In February of each year property owners will receive an “Assessment Change Notice” which will include the property identification number and the property class (located in the upper area of the notice.) 

  • If you own and occupy the property as your principal residence you may qualify for a “Principal Residence Exemption” PRE.  The status of the property percentage used as a principal residence is also listed in the upper right corner of the Assessment Change Notice. 
  • There are line items & columns that list the prior years Taxable Value (TV) and the prior years Assessed Value (AV) along with the current year tentative taxable and assessed values.  The last column indicates the amount of change from the prior year to the current year. 
  • The Notice also lists the monetary amount that any change in value will generate for the current tax year and will say if there “was” or “was not” a transfer of ownership” of the property during the previous year.  If there was a transfer of ownership, the Taxable Value (TV) will be “uncapped” and become the same value as the Assessed Value (AV). The property owner should review these important areas for accuracy and contact the assessor’s office with any questions or concerns.

Assessed value (AV) represents 50% of the property’s estimated True Cash Value - not 50% of the sale price.  The Taxable Value (TV) is the lesser of the “Capped Value” or the State Equalized Value (SEV).  To calculate the capped value use the mathematical formula of Capped Value = prior year TV – losses x inflation rate multiplier + additions where losses reflect “construction demolition” and additions reflect “new construction”.  The inflation rate is determined by the State annually and is noted on the “Assessment Change Notice” for the current year.  Municipal millage rates are applied to the current Taxable Value to calculate the current years property tax.  There may also be an administration fee added to the tax bill.

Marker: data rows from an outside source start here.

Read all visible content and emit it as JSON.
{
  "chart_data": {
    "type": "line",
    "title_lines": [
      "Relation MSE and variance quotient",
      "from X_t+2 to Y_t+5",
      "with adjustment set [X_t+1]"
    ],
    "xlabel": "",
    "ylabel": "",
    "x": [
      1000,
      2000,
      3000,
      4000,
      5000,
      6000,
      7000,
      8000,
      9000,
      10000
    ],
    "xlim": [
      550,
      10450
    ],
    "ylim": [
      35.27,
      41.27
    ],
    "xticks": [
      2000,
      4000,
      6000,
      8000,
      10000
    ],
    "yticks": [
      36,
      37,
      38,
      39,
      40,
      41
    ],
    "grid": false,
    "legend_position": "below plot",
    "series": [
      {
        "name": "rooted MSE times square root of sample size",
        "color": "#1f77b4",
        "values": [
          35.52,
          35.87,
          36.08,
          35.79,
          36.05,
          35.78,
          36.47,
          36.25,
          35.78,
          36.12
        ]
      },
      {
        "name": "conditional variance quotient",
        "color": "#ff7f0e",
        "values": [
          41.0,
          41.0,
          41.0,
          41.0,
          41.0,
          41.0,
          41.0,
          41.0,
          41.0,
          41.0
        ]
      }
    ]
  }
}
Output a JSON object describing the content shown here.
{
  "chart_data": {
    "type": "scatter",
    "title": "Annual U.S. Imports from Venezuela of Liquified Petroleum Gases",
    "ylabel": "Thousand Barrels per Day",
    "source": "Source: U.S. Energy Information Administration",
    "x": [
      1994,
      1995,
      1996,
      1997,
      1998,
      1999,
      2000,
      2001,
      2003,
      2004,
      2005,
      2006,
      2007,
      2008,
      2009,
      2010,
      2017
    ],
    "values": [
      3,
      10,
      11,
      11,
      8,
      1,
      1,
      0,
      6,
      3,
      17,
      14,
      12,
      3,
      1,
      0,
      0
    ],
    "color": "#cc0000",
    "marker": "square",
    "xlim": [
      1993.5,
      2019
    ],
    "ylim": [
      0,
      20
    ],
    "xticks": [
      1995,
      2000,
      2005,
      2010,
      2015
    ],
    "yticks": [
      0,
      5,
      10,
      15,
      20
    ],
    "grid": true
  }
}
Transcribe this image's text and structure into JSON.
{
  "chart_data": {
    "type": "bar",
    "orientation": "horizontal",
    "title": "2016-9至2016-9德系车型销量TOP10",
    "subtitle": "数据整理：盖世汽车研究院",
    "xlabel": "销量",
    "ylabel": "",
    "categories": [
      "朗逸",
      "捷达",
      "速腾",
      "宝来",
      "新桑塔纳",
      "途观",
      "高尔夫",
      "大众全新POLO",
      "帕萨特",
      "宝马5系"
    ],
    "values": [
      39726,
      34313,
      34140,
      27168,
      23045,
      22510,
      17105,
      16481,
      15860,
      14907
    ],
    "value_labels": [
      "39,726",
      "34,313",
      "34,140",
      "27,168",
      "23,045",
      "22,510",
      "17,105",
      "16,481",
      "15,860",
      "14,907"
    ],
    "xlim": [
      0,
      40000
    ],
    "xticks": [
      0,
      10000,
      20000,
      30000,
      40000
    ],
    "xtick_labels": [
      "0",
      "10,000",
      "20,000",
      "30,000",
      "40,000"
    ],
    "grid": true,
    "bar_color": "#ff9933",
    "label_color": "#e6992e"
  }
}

If the property owner disagrees with the Assessed Value on the Notice, they may appeal to the March Board of Review.  The meeting dates and times are listed on the Assessment Change Notice.  The March Board of Review does not have the authority to change Taxable Value unless a reduction is made to the Assessed Value that would affect the Taxable Value.  The July and December Boards or Review do not have the authority to hear valuation appeals.

1994 Proposal A

On March 15, 1994, Michigan voters approved the constitutional amendment known as Proposal A which was designed to limit the growth in property taxes by the Consumer Price Index (CPI) until ownership in the property was transferred. Prior to Proposal A, property taxes were based on the SEV or assessed value of your property. Generally speaking, under the protection of Proposal A, increases in property taxes are limited to the rate of inflation or 5% whichever is less. (It is the taxable value that is impacted by the limited inflation rate.)  Exceptions include transfers of ownership, new or demoed construction, and changes in millage rates. For 2024, the rate of inflation is 5%.